Vouchers and charters not the only school reform solution
Not all initiatives geared toward improving student performance and school competitiveness have to do with punitive benchmarks and the threat of charters or vouchers plucking pupils and tax dollars away.
Districts can also sponsor change internally, leaning on new interactive media platforms to break outdated modes of learning while preparing students for a future that not only relies on technology for convenience, but demands its understanding to stay competitive globally.
A story in The Iowa Independent, a sister publication of The American Independent,highlights a school district in the Hawkeye State that has dropped textbooks and workbooks for grades six and up in favor of laptops. Van Meter Community Schools has become a model institution, hosting 500 educators and dignitaries as they glean the best approaches to free up learning while upping a student’s knowledge intake.
On a costs basis, relying on high-tech consumer items comes down to $50 per device, saving the schools money on workbooks that were the largest expenditure as it dropped the bound paper and leased roughly $150,000 worth of Apple Macintosh laptop computers and products.
The author of the story, Beth Dalbey, writes the district began mapping its tech-focus education approach six years ago over concerns a fast-growing portion of the county would swallow the small school system.
Here is a sample of the story that illustrates some of the advantages to an interactive classroom:
Behind Van Meter’s looking glass, students – or learners, as they’re known in the lexicon of 21st-century education – are more likely to browse the World Wide Web than traditional library shelves when researching papers and presentations. It’s a world where computer literacy is integrated in early childhood education, and young learners use technology to join a national celebration of Dr. Seuss’s birthday on Read Across America, or to drop in virtually on the Iditarod sled dog race in Alaska, where they find real-world applications for geography, math, history and biology. Or they might, as aspiring filmmaker Michael Kinley, 13, was on a typical morning in the classroom, be involved in a video chat with a classmate in Alaska about the scheduling commitments they both would have to make to include a young man from India in their fledgling virtual video editing club.

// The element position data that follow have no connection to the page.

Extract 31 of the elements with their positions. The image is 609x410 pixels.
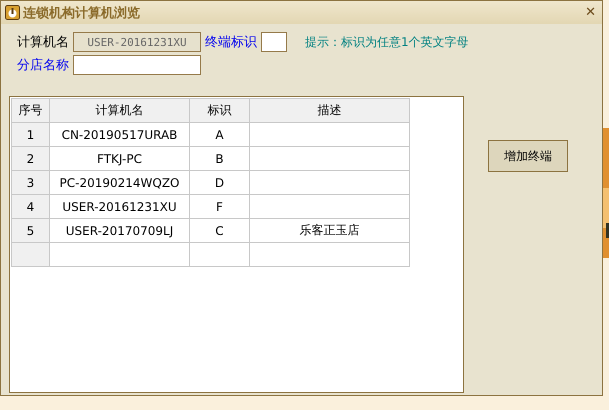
terminal-id-field[interactable] bbox=[261, 32, 287, 52]
terminal-id-label: 终端标识 bbox=[205, 34, 257, 51]
table-cell: A bbox=[190, 122, 250, 146]
column-header: 计算机名 bbox=[50, 98, 190, 122]
table-cell: D bbox=[190, 170, 250, 194]
branch-name-field[interactable] bbox=[73, 55, 201, 75]
table-cell: USER-20161231XU bbox=[50, 194, 190, 218]
computer-name-label: 计算机名 bbox=[17, 34, 69, 51]
row-number: 4 bbox=[12, 194, 50, 218]
column-header: 描述 bbox=[250, 98, 410, 122]
table-cell: 乐客正玉店 bbox=[250, 218, 410, 242]
table-cell: C bbox=[190, 218, 250, 242]
close-button[interactable]: ✕ bbox=[585, 5, 596, 20]
table-cell: F bbox=[190, 194, 250, 218]
table-cell: USER-20170709LJ bbox=[50, 218, 190, 242]
computer-name-field[interactable]: USER-20161231XU bbox=[73, 32, 201, 52]
app-icon bbox=[5, 5, 20, 20]
column-header: 序号 bbox=[12, 98, 50, 122]
row-number: 1 bbox=[12, 122, 50, 146]
row-number: 3 bbox=[12, 170, 50, 194]
hint-text: 提示：标识为任意1个英文字母 bbox=[305, 34, 469, 50]
table-cell: PC-20190214WQZO bbox=[50, 170, 190, 194]
table-cell: B bbox=[190, 146, 250, 170]
column-header: 标识 bbox=[190, 98, 250, 122]
table-cell: FTKJ-PC bbox=[50, 146, 190, 170]
add-terminal-button[interactable]: 增加终端 bbox=[488, 140, 568, 172]
row-number: 2 bbox=[12, 146, 50, 170]
table-cell: CN-20190517URAB bbox=[50, 122, 190, 146]
branch-name-label: 分店名称 bbox=[17, 57, 69, 74]
row-number: 5 bbox=[12, 218, 50, 242]
window-title: 连锁机构计算机浏览 bbox=[23, 4, 141, 22]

Laptop and tablet computers, smart phones and an emporium of other hand-held gizmos make it easier to personalize each student’s education and tailor instruction of the state’s core curriculum in areas that ignite their passions for learning, according to Van Meter school officials. What students research is important, educators say, but not as important as knowing how and where to access information, how to source and verify it, and how to apply it to real-world situations – a skill set that Carver says makes Van Meter graduates “some of the best prepared kids In Iowa” as the information age ends and what he calls the age of creativity and imagery begins.
There are other models for eschewing rising pressure from school choice advocates like the American Federation for Children and the Obama administration to allow more charter schools and privately managed education groups to operate in public districts.
In New Jersey, a program called the Interdistrict Public School Choice Program allows schools with open enrollment slots to offer those spaces to out-of-district students through a lottery. When it was envisioned 12 years ago, the program was meant to allow students to move from one crowded district to a less cramped one. Last year Republican Gov. Chris Christie signed a law allowing any jurisdiction to participate, with over 50 districts signing up. For small schools, it’s a boon to their enrollment and their finances as money travels with the student.
But that’s not the only benefit to this open student exchange. An April article from MyCentralJersey followed a particularly diverse school’s decision to enter the program:
But the deciding factor…was the impact of the Global Awareness Group, an issue-oriented and civic-minded after-school activity that stocks local food pantry shelves, sells baked goods for a women’s shelter and raises money for international victims of poverty, human rights abuses and catastrophe.
Justice Hehir, 17, president of the Global Awareness Group, will have graduated by 2012-13, yet she said she is excited about the possibility of the program expanding with interdistrict students. The more students in the program, named GAG for short, the greater impact it can have, said Hehir, now a junior. “More people from different towns can further the potential to carry change,” she said. “In terms of what we can do to get messages out there and getting people involved as global citizens, it’s a great opportunity.”
An audit of the program written by researchers at Rutgers University before the program was scaled up in 2010 concluded [PDF] the interdistrict choice effort has been successful in allowing the state’s public education system to be more responsive to parents and students. However, their findings also showed the limited number of district participation was hurting the other goals of acquiring an-across-the-board enrollment equilibrium. It is likely those concerns have been mitigated with the program’s expansion.
The media-heavy curriculum observed in Iowa is not an isolated case either. Websites like EdSurge are dedicated to expanding technologies into the classroom, helping teachers practice their profession more freely and with greater agility. And while Steven Pearlstein of the Washington Post opined the increased role of media and software could make many teaching positions redundant, other commentators propose instead educators will become (PDF) facilitators of knowledge, helping students use the available tools to learn what they want.